Being poor is hard.
Especially when it's something new to learn. I was blessed to be raised in a home that lacked nothing of need. But since marrying a PhD student, then having a child, then having a second child, and raising a family of four on...well...basically no income...I've been learning the hard way that it takes great finesse and resourcefulness to learn how to be effectively poor. It also takes steely resolve and self-control. It's hard on one's personal pride to not be self-sufficient, and to not be in a position to contribute to society.
(Disclaimer: I use the word "poor" in the sense of being in the lower end of the "financial well-being" scale in the U.S., according to tax brackets and the federal poverty line. In a global sense, I know that we are quite well off; we have a roof over our heads, food to eat, and clothes to wear.)

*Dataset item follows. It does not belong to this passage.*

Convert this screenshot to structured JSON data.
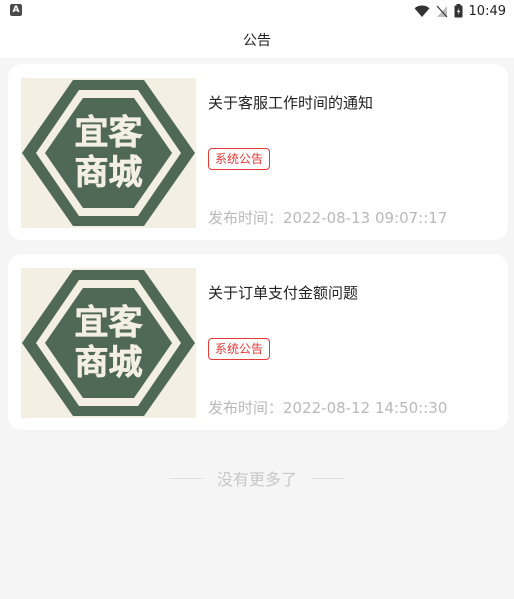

But...Being poor has some great advantages, I’ve discovered, and here are a few of them:
- It forces you to be creative and crafty. When you don't have, adapt! I felt so proud the other day when a 6-year-old girl admired how we create things we need but don't have from things we DO have. And I thought, maybe we're doing something right.

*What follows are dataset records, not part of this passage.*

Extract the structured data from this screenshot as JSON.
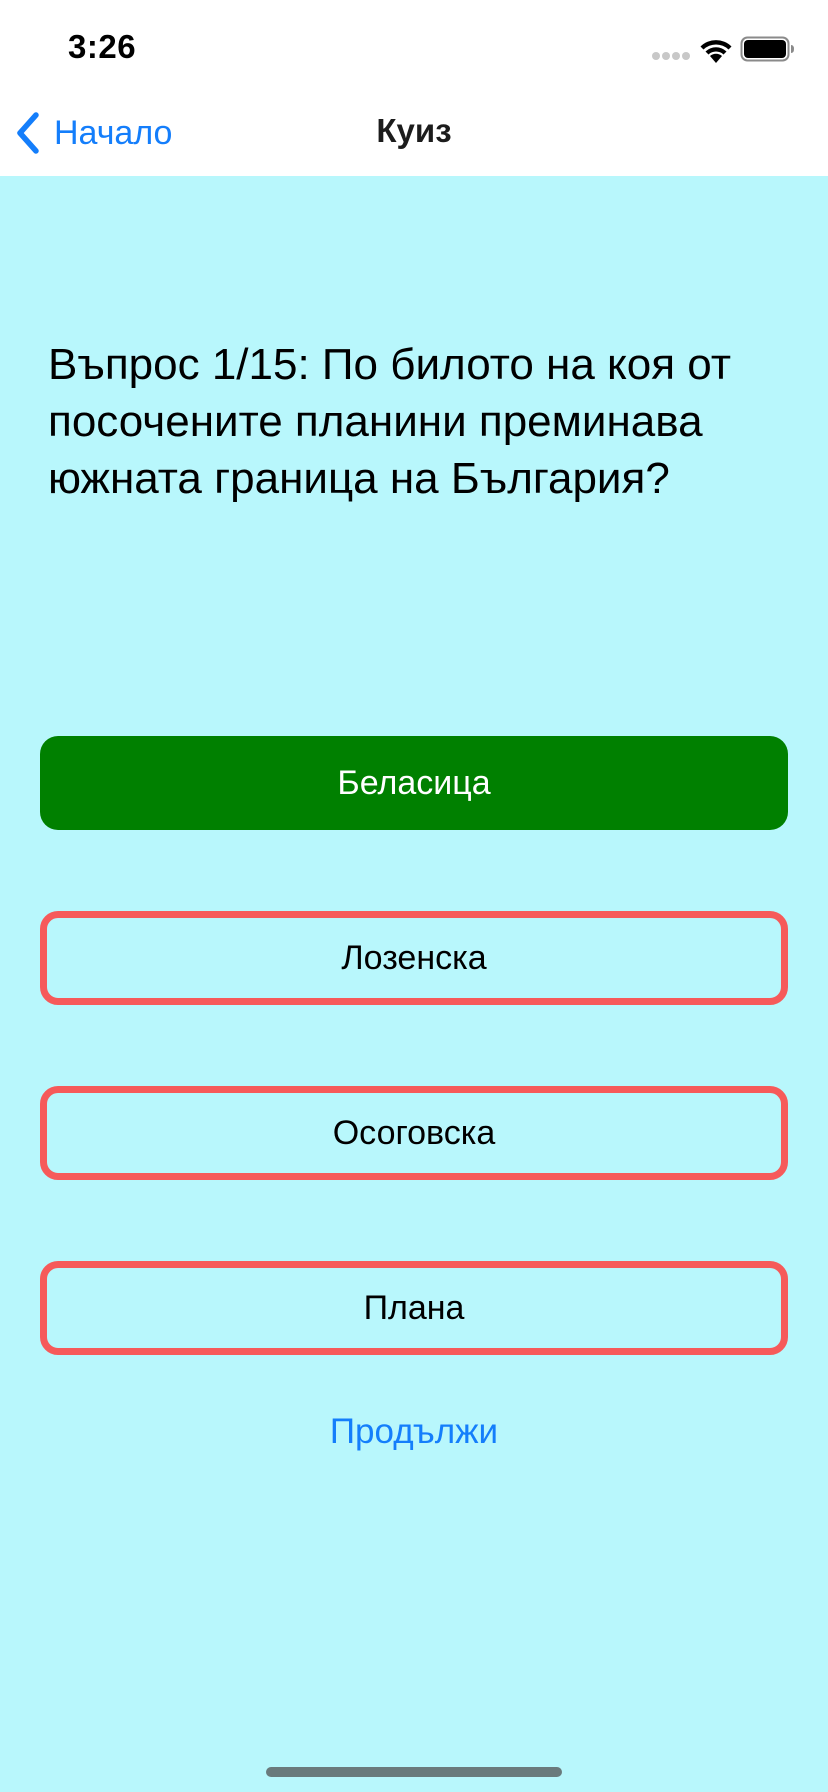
{
  "status_bar": {
    "time": "3:26",
    "icons": [
      "cellular-signal-icon",
      "wifi-icon",
      "battery-icon"
    ]
  },
  "nav": {
    "back_label": "Начало",
    "back_icon": "chevron-left-icon",
    "title": "Куиз"
  },
  "quiz": {
    "question": "Въпрос 1/15: По билото на коя от посочените планини преминава южната граница на България?",
    "answers": [
      {
        "label": "Беласица",
        "state": "correct"
      },
      {
        "label": "Лозенска",
        "state": "wrong"
      },
      {
        "label": "Осоговска",
        "state": "wrong"
      },
      {
        "label": "Плана",
        "state": "wrong"
      }
    ],
    "continue_label": "Продължи"
  },
  "colors": {
    "background": "#b8f7fc",
    "accent": "#147efb",
    "correct_fill": "#008000",
    "wrong_border": "#f65a5a"
  }
}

- It inspires original art—if you can’t afford a beautiful painting, then take an idea and make it yourself, or create your own idea! The beautiful thing about art is that it's subjective, and beauty is in the eye of the beholder. (Art critics, don't jump down my throat!!) I can't wait to get home and do fun painting projects with the kids.
- It forces you to learn new things that you may never have otherwise pursued. When you can't afford various professional services, you learn a lot of valuable skills.

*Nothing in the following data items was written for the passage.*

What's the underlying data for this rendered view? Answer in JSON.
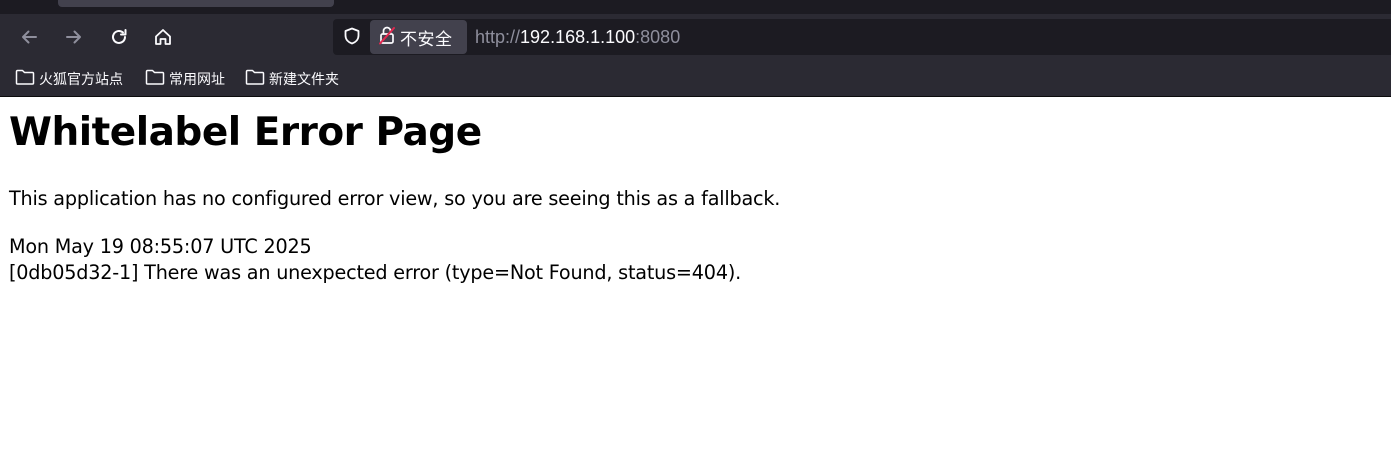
{
  "browser": {
    "url": {
      "scheme": "http://",
      "host": "192.168.1.100",
      "port": ":8080"
    },
    "security_label": "不安全",
    "icons": [
      "back-arrow-icon",
      "forward-arrow-icon",
      "reload-icon",
      "home-icon",
      "shield-icon",
      "insecure-lock-icon",
      "folder-icon"
    ],
    "bookmarks": [
      {
        "label": "火狐官方站点"
      },
      {
        "label": "常用网址"
      },
      {
        "label": "新建文件夹"
      }
    ]
  },
  "page": {
    "title": "Whitelabel Error Page",
    "message": "This application has no configured error view, so you are seeing this as a fallback.",
    "timestamp": "Mon May 19 08:55:07 UTC 2025",
    "error": "[0db05d32-1] There was an unexpected error (type=Not Found, status=404)."
  }
}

- It helps you discover obscure interests that you would only find on the “hidden” pathway of need. For instance, needing a job helped me discover that I really like accounting--something in college I thought I wouldn't enjoy. (Too bad I realized it too late!)
- Having less helps you discover more, to broaden your horizons & try more varieties of things.
- It helps you to not become too comfortable in your own little world.
- It helps you appreciate nature. Nature provides great recreation, free of charge.
- It helps you become savvy, to seek out those free hidden treasures.
- It encourages better eating…to a point: It is cheaper to make a meal from scratch, but fresh foods can be expensive.
- It pushes you beyond your inhibitions of what you think is possible, or what you think you're capable of. It helps you realize new depths of inner strength.
- It clarifies which things in life are truly important and necessary, and which are for convenience.
- It encourages--demands--dependance on God for daily needs, and gives opportunity for receiving His amazing care and answers to prayer.
I know we're not alone in this...What have the rest of you learned from your hardships?